Pancreatic beta cells have a rigid skeletal structure, which normally loosens when glucose is elevated, allowing insulin granules to be released into the bloodstream. For the first time, Kuruvilla and her graduate student, Jessica Houtz, have shown that NGF plays an important role in instructing the skeletal barrier to loosen up.
“I think the excitement for us is taking a pathway that we’ve studied for a long time in neurons and showing that it is physiologically important in insulin secretion,” she says. “What it also suggests is a possible therapeutic potential if we can discover how to use this pathway to help in metabolic disorders. If we can manipulate this pathway, maybe we can improve insulin secretion.”
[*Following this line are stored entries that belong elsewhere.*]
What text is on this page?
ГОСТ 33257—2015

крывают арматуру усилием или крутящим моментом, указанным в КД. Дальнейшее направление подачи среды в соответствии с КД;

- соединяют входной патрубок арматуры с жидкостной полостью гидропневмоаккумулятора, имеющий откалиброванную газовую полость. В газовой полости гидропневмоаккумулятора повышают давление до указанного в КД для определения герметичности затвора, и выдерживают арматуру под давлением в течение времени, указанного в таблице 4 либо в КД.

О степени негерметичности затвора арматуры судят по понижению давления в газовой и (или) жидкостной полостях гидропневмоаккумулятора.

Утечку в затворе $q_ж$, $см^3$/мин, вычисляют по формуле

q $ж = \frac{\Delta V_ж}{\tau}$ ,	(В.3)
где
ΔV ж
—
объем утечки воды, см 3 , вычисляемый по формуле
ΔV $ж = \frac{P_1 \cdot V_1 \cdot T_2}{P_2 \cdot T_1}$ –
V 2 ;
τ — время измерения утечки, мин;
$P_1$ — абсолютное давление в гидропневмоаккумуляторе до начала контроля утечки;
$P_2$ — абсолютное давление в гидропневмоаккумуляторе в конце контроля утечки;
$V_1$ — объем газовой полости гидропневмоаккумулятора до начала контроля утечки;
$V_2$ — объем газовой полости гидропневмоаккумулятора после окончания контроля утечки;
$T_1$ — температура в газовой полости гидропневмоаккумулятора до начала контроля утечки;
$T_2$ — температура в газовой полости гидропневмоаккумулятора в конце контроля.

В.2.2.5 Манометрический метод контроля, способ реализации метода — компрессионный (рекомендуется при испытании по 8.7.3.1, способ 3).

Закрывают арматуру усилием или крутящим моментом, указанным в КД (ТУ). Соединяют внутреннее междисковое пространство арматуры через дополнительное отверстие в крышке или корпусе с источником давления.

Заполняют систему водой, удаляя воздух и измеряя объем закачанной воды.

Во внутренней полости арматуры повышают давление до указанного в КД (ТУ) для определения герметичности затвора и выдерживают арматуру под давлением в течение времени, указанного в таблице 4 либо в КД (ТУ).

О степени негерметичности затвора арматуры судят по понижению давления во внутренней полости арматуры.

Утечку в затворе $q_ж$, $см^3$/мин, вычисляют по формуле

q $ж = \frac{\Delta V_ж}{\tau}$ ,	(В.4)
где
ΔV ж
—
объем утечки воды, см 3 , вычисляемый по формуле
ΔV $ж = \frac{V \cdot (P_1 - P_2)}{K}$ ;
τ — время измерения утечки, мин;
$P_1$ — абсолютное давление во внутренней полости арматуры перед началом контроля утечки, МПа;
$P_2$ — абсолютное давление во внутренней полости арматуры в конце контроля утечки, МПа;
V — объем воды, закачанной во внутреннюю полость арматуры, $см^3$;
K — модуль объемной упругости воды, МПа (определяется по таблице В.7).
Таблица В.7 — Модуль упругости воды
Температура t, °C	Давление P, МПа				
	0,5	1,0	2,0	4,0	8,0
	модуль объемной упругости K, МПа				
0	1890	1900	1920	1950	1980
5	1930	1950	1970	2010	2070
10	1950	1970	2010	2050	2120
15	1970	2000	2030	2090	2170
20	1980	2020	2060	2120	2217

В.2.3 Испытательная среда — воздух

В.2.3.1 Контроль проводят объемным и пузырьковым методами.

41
Kuruvilla says her research on the subject is only just beginning and the role NGF plays on beta cells in people with diabetes remains unclear. “We don’t know if or how this pathway might be affected in the diabetic state or if deficiencies might be early indicators in people with diabetes, but that is certainly something we’d like to find out.”
A glimpse at ongoing faculty research
When evaluating the same black student, white teachers expect significantly less academic success than do black teachers, according to Nicholas Papageorge, an assistant professor in the Department of Economics.
He and his co-authors found that when a black teacher and a white teacher evaluate the same black student, the white teacher is about 30 percent less likely to predict that the student will complete a four-year college degree. White teachers are also almost 40 percent less likely to expect their black students to graduate high school.
In a further study, Papageorge (along with two co-authors, including a Hopkins graduate student) found that these low expectations matter because they affect whether or not a student completes college.
“Teacher expectations matter,” he says. “They have causal impacts on the probability that students complete a four-year college degree. The low expectations of some teachers are not merely accurate forecasts of student potential. In some cases, they become self-fulfilling prophecies.”
He also found that, while all teachers are optimistic about students’ ability to complete college, the degree of optimism is significantly larger for white students than for black students, especially when black students are evaluated by white teachers.
The study went on to explore two hotly debated policy proposals to help narrow racial achievement gaps: hiring more black teachers or training white teachers to have fewer biases. The study shows that both policies can play a role in raising college completion among black students.
Papageorge and his colleagues analyzed data from the Educational Longitudinal Study of 2002, an ongoing study following 8,400 10th-grade public school students.
Papageorge says the work uncovers issues that are relevant to policy-making, which he plans to continue to address in future studies.